So it's over at last. I think what I found most troubling about the Jubilee Weekend was the reports of republican protesters being shouted down and told to go away, on the grounds that they were "spoiling people's day". It suddenly dawned on me what it is about monarchism that makes it entirely different from other democratic political beliefs - it depends for its sustenance on the fiction that everyone, without exception, agrees with it. How else can we explain just how absurdly upset monarchists became at even the tiniest, vaguest reminder that there is an alternative to their own view? It also perhaps explains why the broadcast media, which usually makes at least some efforts to provide balance, shamelessly turned itself into an unalloyed propaganda organ over the weekend ("Britain is absolutely united"), and banished all but the most slavishly loyal monarchist views during their coverage - maybe they felt they would be "letting down" or unduly "upsetting" the majority of their viewers by reminding them that democratic dissent extends to the question of how the Head of State should be selected.
Heaven only knows how these people would cope with a referendum on the monarchy. Opinion polls currently suggest that a comfortable 70% would vote for retention, with only 15% opposed - but simply posing the question and countenancing the inevitability of a non-unanimous verdict would, I suspect, be enough to make many monarchists feel violently ill. Oh, and the campaign - how grubby.
* * *
This from the Herald raised a smile -
"Following talks between Mr Salmond and BBC chairman Lord Patten, who met the First Minister at Holyrood earlier this year, it has been reported that guidelines will be issued to the broadcaster's staff on how to avoid terms favoured by the independence and pro-Union camps.

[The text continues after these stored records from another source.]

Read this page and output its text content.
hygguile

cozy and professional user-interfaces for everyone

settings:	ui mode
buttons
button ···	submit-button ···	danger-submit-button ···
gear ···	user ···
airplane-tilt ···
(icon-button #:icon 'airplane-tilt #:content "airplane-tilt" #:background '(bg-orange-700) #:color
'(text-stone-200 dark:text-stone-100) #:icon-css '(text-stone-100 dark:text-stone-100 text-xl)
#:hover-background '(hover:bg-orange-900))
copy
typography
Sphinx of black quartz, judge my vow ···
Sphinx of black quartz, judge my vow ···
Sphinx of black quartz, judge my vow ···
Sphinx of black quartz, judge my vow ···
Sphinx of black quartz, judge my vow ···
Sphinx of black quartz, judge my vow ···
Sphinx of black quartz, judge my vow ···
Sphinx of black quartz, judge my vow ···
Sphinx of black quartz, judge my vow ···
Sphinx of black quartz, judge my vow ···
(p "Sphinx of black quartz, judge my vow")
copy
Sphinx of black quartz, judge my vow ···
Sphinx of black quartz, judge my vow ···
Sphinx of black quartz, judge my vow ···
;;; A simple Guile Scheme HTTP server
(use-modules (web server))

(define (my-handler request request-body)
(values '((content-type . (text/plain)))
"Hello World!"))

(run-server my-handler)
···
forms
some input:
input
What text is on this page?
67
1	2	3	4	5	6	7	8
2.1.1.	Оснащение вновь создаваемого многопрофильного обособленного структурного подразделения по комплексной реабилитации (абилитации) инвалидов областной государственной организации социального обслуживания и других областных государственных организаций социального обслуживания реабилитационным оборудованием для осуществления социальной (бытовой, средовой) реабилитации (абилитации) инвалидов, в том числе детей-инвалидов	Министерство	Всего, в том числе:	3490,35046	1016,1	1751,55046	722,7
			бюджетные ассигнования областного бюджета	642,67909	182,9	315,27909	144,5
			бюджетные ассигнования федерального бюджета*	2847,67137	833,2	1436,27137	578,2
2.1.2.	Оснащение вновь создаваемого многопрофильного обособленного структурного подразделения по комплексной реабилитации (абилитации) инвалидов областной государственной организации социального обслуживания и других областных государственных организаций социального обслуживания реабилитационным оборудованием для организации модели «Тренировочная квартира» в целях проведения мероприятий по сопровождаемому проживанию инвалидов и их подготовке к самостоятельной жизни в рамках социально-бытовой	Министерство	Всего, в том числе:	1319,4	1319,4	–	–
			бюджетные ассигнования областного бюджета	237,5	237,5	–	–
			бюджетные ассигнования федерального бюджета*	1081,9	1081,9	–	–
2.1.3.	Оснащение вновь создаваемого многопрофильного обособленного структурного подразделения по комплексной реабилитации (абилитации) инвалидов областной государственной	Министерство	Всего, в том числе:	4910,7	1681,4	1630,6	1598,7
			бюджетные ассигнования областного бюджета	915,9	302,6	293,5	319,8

Nationalist politicians have complained about the use of "separation" instead of independence.
Phrases favoured by the SNP such as "normal European state" are also likely to be discouraged."
Which is a bit like saying "14-18 year old males will be told not to drink Buckfast - and are also likely to be discouraged from attending Barry Manilow concerts". The latter is a worthy precaution, but almost certainly superfluous.